It has been a few years since I read “Paradise Lost,” but even now I cannot revisit—either in the scriptures or in the temple—the account of Eve’s temptation without remembering Milton’s characterization of Eve. However, for my part, I believe that Eve’s motives were innocent because while living in the garden, she was still in a state of innocence. The reason I think about what Milton said is because sometimes I seem to be the one guilty of thinking that I am smarter than God.

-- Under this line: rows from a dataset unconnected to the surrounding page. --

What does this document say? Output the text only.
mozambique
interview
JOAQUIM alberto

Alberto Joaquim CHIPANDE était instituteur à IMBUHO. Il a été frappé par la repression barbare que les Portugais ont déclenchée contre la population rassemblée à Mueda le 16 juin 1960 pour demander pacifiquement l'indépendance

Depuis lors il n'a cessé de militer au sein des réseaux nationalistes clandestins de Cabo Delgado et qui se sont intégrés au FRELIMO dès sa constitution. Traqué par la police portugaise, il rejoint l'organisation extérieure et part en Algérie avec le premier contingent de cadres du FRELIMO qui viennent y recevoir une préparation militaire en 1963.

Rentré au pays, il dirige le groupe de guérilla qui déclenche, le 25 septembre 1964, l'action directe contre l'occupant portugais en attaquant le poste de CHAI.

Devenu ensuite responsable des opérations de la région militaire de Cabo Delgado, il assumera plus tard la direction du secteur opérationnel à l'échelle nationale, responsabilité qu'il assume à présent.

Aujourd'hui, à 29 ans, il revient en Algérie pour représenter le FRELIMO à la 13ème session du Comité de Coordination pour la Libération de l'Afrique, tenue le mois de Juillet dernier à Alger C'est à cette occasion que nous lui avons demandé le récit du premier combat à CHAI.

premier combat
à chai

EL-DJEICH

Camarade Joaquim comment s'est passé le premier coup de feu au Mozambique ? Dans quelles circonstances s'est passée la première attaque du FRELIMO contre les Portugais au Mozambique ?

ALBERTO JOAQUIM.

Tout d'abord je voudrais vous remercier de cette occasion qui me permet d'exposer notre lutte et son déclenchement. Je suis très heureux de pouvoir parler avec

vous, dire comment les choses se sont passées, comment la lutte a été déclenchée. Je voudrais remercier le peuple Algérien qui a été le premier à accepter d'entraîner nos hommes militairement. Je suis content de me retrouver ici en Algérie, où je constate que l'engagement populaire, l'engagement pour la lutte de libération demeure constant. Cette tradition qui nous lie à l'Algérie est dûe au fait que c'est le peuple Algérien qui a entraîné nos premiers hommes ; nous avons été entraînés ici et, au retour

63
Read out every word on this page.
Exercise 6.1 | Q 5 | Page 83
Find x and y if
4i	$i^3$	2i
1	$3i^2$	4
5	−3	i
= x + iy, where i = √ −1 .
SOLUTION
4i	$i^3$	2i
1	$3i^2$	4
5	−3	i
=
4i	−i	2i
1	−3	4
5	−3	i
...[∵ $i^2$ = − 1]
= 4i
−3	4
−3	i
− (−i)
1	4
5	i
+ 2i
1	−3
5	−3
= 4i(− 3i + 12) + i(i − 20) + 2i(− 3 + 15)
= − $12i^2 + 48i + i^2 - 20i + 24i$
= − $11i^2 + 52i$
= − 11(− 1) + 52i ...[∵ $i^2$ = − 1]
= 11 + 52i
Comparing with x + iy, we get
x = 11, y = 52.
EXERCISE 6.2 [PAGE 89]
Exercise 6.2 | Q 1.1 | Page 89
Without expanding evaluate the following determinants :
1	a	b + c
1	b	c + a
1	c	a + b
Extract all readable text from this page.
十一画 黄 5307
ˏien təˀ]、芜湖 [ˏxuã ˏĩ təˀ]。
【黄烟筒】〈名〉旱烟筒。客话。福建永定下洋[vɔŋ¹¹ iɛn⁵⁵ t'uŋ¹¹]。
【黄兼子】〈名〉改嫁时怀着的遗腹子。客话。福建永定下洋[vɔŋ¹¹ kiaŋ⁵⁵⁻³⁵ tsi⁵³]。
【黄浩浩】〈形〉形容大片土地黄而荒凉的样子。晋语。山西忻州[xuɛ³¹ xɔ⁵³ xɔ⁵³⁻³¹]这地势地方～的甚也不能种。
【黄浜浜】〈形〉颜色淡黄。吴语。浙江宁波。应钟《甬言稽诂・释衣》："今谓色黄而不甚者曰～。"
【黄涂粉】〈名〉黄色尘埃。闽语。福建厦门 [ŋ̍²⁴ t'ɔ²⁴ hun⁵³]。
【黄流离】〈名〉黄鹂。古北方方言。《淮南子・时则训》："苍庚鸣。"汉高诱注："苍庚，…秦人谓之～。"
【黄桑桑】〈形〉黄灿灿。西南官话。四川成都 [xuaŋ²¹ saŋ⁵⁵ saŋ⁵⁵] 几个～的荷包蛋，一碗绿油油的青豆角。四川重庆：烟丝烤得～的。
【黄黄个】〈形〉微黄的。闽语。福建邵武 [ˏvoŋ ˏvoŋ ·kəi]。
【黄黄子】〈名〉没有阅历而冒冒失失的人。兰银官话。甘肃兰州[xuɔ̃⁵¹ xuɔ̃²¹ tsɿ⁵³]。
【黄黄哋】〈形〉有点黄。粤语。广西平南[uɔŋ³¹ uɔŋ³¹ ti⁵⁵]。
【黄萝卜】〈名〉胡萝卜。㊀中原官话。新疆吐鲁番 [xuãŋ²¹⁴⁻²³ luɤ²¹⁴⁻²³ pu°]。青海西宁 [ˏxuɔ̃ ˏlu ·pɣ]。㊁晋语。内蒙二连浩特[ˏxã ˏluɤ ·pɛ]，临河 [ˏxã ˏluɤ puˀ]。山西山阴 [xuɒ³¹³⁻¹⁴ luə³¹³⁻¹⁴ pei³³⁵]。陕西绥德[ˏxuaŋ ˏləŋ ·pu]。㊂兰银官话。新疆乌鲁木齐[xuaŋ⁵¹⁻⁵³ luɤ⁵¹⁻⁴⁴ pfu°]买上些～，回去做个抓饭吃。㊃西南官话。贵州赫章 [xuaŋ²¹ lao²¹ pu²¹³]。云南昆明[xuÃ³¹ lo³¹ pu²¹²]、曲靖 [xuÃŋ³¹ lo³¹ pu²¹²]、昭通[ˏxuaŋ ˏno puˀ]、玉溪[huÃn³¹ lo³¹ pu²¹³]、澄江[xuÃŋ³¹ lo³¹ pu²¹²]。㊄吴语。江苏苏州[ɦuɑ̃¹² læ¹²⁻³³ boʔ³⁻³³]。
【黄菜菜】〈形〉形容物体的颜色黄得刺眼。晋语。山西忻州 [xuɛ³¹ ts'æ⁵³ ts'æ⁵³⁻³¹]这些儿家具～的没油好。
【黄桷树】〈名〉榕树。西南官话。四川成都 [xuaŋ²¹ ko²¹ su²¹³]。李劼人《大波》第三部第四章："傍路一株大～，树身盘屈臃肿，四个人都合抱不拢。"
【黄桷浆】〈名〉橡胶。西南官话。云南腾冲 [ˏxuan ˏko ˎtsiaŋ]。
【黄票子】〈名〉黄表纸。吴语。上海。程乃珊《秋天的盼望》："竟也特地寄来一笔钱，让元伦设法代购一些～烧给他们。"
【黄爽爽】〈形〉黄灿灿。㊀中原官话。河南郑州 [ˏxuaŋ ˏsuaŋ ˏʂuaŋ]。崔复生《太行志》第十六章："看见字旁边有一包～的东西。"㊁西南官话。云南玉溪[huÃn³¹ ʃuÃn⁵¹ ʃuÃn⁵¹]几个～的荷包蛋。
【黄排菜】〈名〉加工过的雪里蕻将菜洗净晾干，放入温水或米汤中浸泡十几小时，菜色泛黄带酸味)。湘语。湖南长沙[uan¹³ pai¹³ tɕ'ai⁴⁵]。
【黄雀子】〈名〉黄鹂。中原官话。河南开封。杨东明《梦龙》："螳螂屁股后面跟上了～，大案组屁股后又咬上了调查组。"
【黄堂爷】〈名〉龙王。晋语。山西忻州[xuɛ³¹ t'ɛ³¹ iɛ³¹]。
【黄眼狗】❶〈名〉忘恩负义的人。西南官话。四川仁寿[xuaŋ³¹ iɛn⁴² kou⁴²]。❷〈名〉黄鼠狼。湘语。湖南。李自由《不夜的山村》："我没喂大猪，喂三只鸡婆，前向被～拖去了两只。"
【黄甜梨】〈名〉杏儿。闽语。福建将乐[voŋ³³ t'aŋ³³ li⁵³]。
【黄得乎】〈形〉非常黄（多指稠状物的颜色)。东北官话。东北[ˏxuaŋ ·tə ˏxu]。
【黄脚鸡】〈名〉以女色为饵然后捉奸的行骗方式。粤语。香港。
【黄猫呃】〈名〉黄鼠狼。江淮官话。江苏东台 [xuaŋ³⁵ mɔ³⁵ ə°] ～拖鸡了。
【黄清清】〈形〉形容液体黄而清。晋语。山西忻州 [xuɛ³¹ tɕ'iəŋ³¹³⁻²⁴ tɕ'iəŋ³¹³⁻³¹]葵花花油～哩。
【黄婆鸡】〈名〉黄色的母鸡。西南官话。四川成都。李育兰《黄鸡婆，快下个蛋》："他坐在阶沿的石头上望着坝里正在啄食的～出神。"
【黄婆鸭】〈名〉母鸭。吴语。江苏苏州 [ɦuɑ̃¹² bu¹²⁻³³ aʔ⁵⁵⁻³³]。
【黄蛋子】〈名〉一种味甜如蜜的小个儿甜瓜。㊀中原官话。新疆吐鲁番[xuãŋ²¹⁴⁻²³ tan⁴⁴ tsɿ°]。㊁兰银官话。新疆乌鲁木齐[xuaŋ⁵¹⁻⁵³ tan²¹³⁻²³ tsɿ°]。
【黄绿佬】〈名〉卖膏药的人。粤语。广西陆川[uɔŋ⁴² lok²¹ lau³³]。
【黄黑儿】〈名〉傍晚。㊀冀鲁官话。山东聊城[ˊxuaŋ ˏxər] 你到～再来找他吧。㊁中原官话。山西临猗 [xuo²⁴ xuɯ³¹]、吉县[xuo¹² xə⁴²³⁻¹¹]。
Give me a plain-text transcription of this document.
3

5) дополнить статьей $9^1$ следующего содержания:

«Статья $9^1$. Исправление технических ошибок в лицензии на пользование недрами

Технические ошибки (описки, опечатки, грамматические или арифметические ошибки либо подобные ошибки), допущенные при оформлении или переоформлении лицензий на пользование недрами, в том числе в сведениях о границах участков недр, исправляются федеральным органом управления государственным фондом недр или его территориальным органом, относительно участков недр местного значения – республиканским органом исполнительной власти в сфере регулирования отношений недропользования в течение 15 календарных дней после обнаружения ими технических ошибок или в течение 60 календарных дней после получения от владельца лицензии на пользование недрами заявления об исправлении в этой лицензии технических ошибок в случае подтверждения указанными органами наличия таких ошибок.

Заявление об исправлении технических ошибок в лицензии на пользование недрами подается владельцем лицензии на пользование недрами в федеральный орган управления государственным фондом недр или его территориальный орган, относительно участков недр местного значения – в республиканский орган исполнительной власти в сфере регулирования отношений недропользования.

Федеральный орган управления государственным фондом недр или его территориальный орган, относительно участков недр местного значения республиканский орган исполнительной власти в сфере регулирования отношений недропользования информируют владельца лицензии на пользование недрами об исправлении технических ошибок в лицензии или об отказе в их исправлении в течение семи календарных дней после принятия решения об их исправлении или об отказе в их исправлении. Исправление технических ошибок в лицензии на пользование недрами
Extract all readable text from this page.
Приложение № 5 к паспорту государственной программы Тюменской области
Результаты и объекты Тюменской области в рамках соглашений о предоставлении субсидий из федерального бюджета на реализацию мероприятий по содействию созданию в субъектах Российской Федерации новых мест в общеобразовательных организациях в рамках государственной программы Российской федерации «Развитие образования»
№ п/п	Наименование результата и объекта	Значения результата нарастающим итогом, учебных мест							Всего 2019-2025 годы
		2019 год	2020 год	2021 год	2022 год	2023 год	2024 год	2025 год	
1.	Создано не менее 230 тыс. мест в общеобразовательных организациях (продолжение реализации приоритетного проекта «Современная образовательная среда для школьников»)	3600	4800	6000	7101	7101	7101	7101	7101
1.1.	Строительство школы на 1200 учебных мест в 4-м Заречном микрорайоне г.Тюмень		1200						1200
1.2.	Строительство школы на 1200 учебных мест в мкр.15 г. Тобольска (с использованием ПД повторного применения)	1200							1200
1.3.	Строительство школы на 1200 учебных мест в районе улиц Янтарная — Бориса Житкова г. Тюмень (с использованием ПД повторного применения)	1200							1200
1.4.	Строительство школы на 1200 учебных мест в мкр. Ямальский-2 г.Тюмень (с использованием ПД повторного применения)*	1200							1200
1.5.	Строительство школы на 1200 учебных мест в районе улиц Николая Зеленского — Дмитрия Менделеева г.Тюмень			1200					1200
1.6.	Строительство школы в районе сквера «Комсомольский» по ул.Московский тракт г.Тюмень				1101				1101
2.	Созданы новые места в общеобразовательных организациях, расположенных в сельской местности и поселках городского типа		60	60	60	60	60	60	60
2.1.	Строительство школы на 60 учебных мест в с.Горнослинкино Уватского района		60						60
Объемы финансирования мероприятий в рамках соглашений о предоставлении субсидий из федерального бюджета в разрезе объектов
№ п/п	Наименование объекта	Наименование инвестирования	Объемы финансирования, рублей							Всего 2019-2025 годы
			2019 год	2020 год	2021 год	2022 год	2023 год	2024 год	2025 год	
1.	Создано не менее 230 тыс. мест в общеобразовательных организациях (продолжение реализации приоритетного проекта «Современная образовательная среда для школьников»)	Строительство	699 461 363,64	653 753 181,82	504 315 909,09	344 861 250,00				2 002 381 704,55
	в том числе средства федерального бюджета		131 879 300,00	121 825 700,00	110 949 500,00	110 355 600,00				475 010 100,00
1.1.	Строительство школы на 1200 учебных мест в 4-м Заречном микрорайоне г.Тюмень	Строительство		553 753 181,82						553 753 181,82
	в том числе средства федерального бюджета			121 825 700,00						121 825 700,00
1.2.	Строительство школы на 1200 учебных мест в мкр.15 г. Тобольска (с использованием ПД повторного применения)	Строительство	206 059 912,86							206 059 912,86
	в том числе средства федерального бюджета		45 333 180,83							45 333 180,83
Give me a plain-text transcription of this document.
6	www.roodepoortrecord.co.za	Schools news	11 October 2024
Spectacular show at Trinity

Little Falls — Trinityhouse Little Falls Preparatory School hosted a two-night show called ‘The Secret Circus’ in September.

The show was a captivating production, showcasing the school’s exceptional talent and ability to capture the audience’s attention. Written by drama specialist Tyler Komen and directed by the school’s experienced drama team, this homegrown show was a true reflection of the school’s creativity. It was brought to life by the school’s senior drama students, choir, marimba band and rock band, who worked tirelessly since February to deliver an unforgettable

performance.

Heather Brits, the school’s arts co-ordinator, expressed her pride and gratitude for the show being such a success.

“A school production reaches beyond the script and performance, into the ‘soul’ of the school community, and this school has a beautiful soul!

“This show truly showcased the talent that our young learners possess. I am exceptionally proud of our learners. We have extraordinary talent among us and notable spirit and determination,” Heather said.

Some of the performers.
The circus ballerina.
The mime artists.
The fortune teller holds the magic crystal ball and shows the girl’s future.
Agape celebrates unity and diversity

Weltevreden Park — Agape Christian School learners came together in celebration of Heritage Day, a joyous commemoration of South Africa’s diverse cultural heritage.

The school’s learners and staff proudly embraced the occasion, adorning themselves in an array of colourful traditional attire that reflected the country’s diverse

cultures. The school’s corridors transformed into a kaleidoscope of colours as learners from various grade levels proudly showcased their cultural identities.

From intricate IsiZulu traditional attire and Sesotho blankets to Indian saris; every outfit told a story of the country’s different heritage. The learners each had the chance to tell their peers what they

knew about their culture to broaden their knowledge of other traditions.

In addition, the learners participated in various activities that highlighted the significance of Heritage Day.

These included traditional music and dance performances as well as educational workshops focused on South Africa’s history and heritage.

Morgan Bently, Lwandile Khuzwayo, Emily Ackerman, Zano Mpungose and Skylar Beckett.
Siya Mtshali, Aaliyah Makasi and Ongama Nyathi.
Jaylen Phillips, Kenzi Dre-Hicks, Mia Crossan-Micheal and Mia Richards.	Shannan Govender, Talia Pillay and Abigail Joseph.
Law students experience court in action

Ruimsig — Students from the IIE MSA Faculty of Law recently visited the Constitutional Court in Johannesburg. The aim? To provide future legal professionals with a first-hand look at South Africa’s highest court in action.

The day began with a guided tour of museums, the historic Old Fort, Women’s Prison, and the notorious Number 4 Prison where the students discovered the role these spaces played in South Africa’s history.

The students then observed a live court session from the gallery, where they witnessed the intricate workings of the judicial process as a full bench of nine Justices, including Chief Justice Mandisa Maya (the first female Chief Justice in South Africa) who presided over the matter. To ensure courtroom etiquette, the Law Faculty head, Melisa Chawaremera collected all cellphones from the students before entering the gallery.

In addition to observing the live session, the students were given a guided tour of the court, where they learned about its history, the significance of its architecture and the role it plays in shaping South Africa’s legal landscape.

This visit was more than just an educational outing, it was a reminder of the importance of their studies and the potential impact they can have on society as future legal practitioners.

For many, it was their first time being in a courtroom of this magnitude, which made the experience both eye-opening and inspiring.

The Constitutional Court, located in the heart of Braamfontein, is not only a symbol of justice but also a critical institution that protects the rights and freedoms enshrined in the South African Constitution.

Usually in retrospect, I discern that I have argued with the Spirit, saying “I don’t want to do that” when the Spirit prompted me to do a particular thing—usually a hard thing. And then I further hardened my heart against the prompting with a determination to do what I wanted to do instead, which is a path that I think is smarter or less difficult or more attractive or better just because I thought of it (and this is pleasing to my self-image as a highly intelligent person). Smarter than God? Right.
Eventually, after trying to do things my way, I discover that I am actually dumber than dirt because dirt actually obeys when God commands. And the Spirit always knows better than I do what I should do. Yes, we are to study things out in our minds—but as a first step, not as the only step. After thinking up my plan and deciding what I am going to do, the Spirit almost always suggests a better plan. Gently suggests. Does not force. “Here is an idea . . .” the Spirit whispers. “I don’t want to do that!” I say, slamming the door shut on the Spirit.
By acting like I think I am smarter than God, I am also supplanting or replacing God in my life. When God is replaced by a prideful intellect, intellect becomes my God. My intellect becomes my God. Therefore, I am my own God.
Some of the saddest words in the scriptures are these: “the Spirit of the Lord hath already ceased to strive with [them]; and they are without Christ and God in the world; and they are driven about as chaff before the wind” (Mormon 5:16). ‘Without Christ and God in the world’—by choice we cast ourselves out of the Garden.
5 comments:
You are such a fruit cake! I liked that, Mom. I guess I have been guilty of being my own god. And I have to say, that I am probably the meanest, most angry god ever. Eeya...
I know how you feel. Just as scary is a puny, naked and blind god (me)—one whom no truly intelligent person would follow: “canst thou run about longer as a blind guide? Or canst thou be humble and meek, and conduct thyself wisely before me? Yea, come unto me thy Savior.” (D&C 19:40-41) The magnificent truth, of course, is that we are Gods-in-training. How wise, then, to accept the Heavenly out-stretched hand: “be thou humble and the Lord thy God will lead thee by the hand.” Otherwise, we may not just find ourselves in the hands of a vicious, hateful, malicious, spiteful and sneaky devil—we may be one. YIKES!
*Staring* now I am all paranoid...
I think you have named your blog all too appropriately...
Someone aptly said a long time ago that the real purpose behind getting a Ph.D. was to come to an awareness as to how much you really don't know. I know that was the case with me. When people who seemed to know less than you about a subject, it is tempting to think vainly about your accomplishments. While I was writing about Tolkien, I knew that I only knew a little bit, but there were people who wanted to fawn on me because I knew something. Now that I am writing about other things, things that really matter. I find that I am drawing closer to Father. That is a wonderful thing, so long as I remember that it is because of Him that I am in contact and not because of me.